Dira menggigit bibir, menahan gelombang emosi yang hampir meledak. “Kenapa semuanya harus begini, Dam? Kenapa orang-orang yang kita cintai selalu menyimpan sisi gelap yang nggak pernah kita tahu?”
Adam menoleh, menatap mata Dira dengan penuh empati. “Karena manusia nggak pernah sempurna, Dir. Bahkan orang yang paling kita kagumi pun bisa membuat kesalahan. Tapi itu bukan berarti kita harus kehilangan rasa sayang kita pada mereka.”
Dira meremas surat itu erat-erat. Kepalanya dipenuhi pertanyaan yang belum terjawab. “Aku nggak tahu harus mulai dari mana, Dam. Semua ini terlalu rumit.”
Adam tersenyum tipis. “Mulailah dengan bertanya pada ibumu. Setidaknya, dengar dulu kisah dari sisi dia. Setelah itu, kamu akan tahu langkah apa yang harus diambil.”
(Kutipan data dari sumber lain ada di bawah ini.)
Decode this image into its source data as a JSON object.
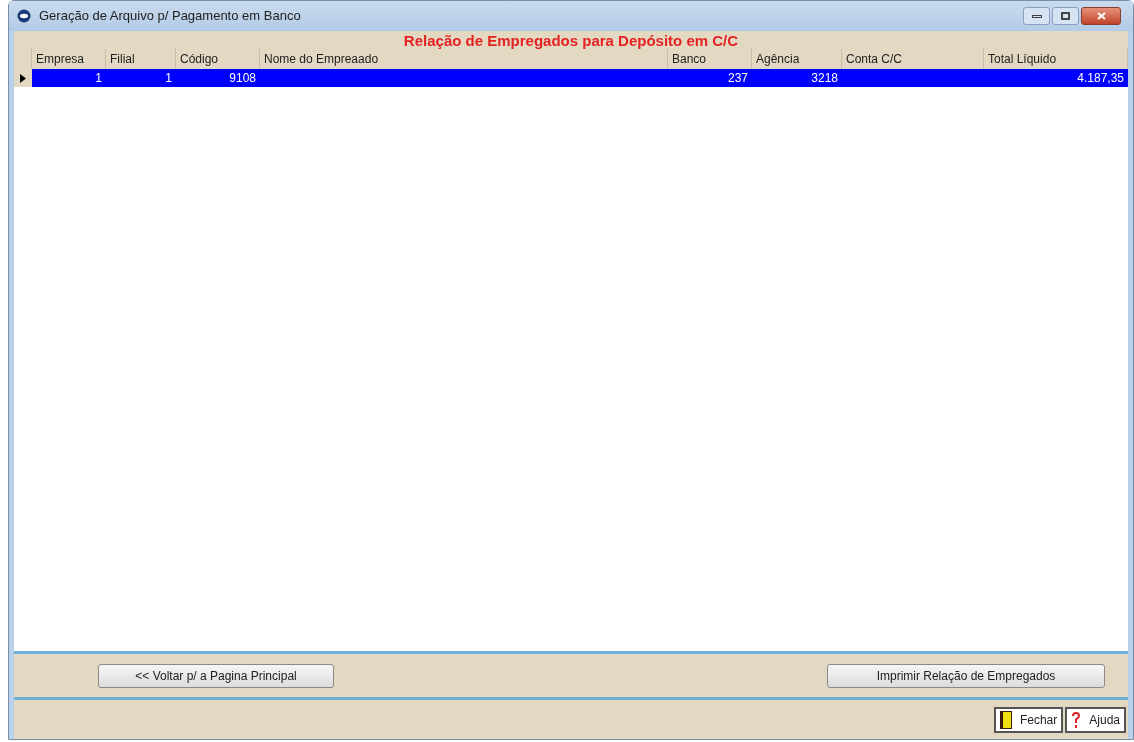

Dira menghela napas berat, tapi dalam hati ia tahu Adam benar. Ia harus menghadapi ibunya, menghadapi kebenaran, meskipun kebenaran itu bisa saja menghancurkan semua kenangan indah tentang ayahnya.
Malam mulai turun perlahan, membawa hawa dingin yang menusuk kulit. Dira berdiri, meraih tangannya ke arah Adam. “Terima kasih, Dam. Kamu benar. Aku akan bicara dengan ibu.”
Adam menyambut tangannya, lalu berdiri. “Aku selalu di sini, kalau kamu butuh.”
Dira mengangguk dan memeluk sahabatnya erat. Ombak masih menghantam karang dengan bising, seolah ikut berbicara dalam kekacauan pikiran Dira. Namun kali ini, ia merasa sedikit lebih kuat untuk menghadapi badai yang lebih besar.